Einzelunterricht Angewandte Musikphysiologie mit und ohne Instrument bzw. Stimme. In die Arbeit fliessen ausgewählte Aspekte der Funktionellen Bewegungslehre, der Dispokinesis, der Spiraldynamik, der Atemschulung und weiterer Körperselbsterfahrungsformen ein.

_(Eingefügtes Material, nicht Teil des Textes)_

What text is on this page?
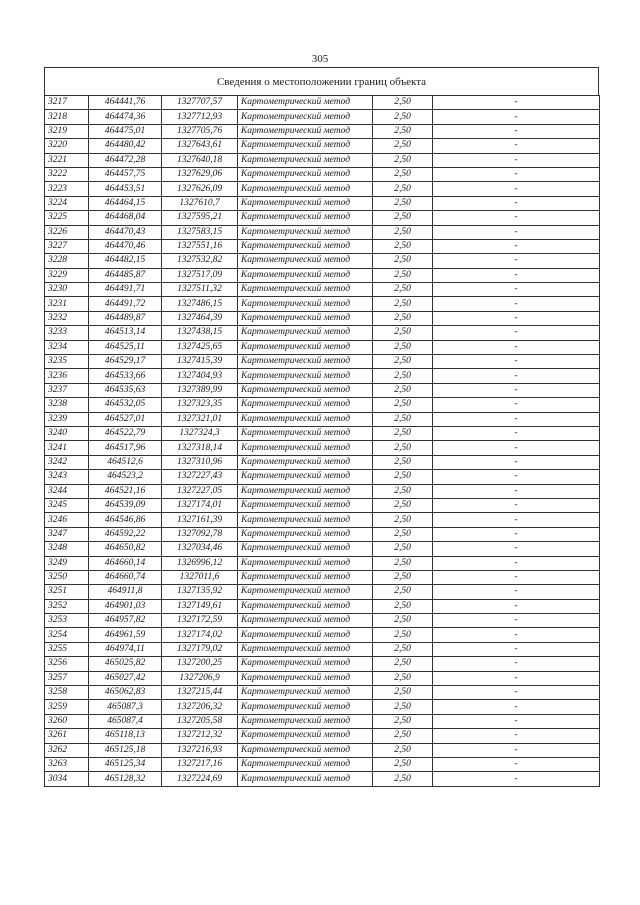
305
Сведения о местоположении границ объекта
3217	464441,76	1327707,57	Картометрический метод	2,50	-
3218	464474,36	1327712,93	Картометрический метод	2,50	-
3219	464475,01	1327705,76	Картометрический метод	2,50	-
3220	464480,42	1327643,61	Картометрический метод	2,50	-
3221	464472,28	1327640,18	Картометрический метод	2,50	-
3222	464457,75	1327629,06	Картометрический метод	2,50	-
3223	464453,51	1327626,09	Картометрический метод	2,50	-
3224	464464,15	1327610,7	Картометрический метод	2,50	-
3225	464468,04	1327595,21	Картометрический метод	2,50	-
3226	464470,43	1327583,15	Картометрический метод	2,50	-
3227	464470,46	1327551,16	Картометрический метод	2,50	-
3228	464482,15	1327532,82	Картометрический метод	2,50	-
3229	464485,87	1327517,09	Картометрический метод	2,50	-
3230	464491,71	1327511,32	Картометрический метод	2,50	-
3231	464491,72	1327486,15	Картометрический метод	2,50	-
3232	464489,87	1327464,39	Картометрический метод	2,50	-
3233	464513,14	1327438,15	Картометрический метод	2,50	-
3234	464525,11	1327425,65	Картометрический метод	2,50	-
3235	464529,17	1327415,39	Картометрический метод	2,50	-
3236	464533,66	1327404,93	Картометрический метод	2,50	-
3237	464535,63	1327389,99	Картометрический метод	2,50	-
3238	464532,05	1327323,35	Картометрический метод	2,50	-
3239	464527,01	1327321,01	Картометрический метод	2,50	-
3240	464522,79	1327324,3	Картометрический метод	2,50	-
3241	464517,96	1327318,14	Картометрический метод	2,50	-
3242	464512,6	1327310,96	Картометрический метод	2,50	-
3243	464523,2	1327227,43	Картометрический метод	2,50	-
3244	464521,16	1327227,05	Картометрический метод	2,50	-
3245	464539,09	1327174,01	Картометрический метод	2,50	-
3246	464546,86	1327161,39	Картометрический метод	2,50	-
3247	464592,22	1327092,78	Картометрический метод	2,50	-
3248	464650,82	1327034,46	Картометрический метод	2,50	-
3249	464660,14	1326996,12	Картометрический метод	2,50	-
3250	464660,74	1327011,6	Картометрический метод	2,50	-
3251	464911,8	1327135,92	Картометрический метод	2,50	-
3252	464901,03	1327149,61	Картометрический метод	2,50	-
3253	464957,82	1327172,59	Картометрический метод	2,50	-
3254	464961,59	1327174,02	Картометрический метод	2,50	-
3255	464974,11	1327179,02	Картометрический метод	2,50	-
3256	465025,82	1327200,25	Картометрический метод	2,50	-
3257	465027,42	1327206,9	Картометрический метод	2,50	-
3258	465062,83	1327215,44	Картометрический метод	2,50	-
3259	465087,3	1327206,32	Картометрический метод	2,50	-
3260	465087,4	1327205,58	Картометрический метод	2,50	-
3261	465118,13	1327212,32	Картометрический метод	2,50	-
3262	465125,18	1327216,93	Картометрический метод	2,50	-
3263	465125,34	1327217,16	Картометрический метод	2,50	-
3034	465128,32	1327224,69	Картометрический метод	2,50	-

Seminare mit Gruppenübungen

Seminar zur Vorbeugung von Spiel- und Gesundheitsproblemen
Für die künstlerische und pädagogische Arbeit wichtige Aspekte aus Wissenschaft und Medizin.Überblick über die Entwicklung und Funktionalität der Haltungs-, Atmungs- und Bewegungssysteme. Grundkenntnisse der berufsspezifische Risiken sowie der geeigneten Schulungs- und Therapieformen. Praktische Übungen aus berufsspezifisch geeigneten Schulungs- und Therapieformen

Psycho-physiologisches Vorspiel- und Vorsingtraining

Anwendung effektiver Arbeitsformen beim Aufbau einer individuellen Bühnendisposition. Abgabe, Annahme und Verarbeitung eines konstruktiven und lösungsorientierten Feedbacks. Lösungsmöglichkeiten für die typischen Probleme in einer Auftrittssituation. Umgang mit "Lampenfieber" und dessen möglichen Folgen wie Ausdruckshemmungen, Zittern, Trockenheit, Schwitzen, Atemblockaden, Verspannungen, "Blackouts". Psycho-physiologisch fundierte Regieanweisungen und Übungen direkt am Instrument und beim Gesang

Hospitationen

Hospitationen in Musikphysiologischen Beratungen, Kongressen und Therapiesitzungen sowie in musikphysiologischen Kursen für Fachdidaktikgruppen und Hauptfachklassen

Zusätzliche Informationen

Preisinformation: Die Kosten betragen pro CAS-Lehrgang CHF 5’000.–.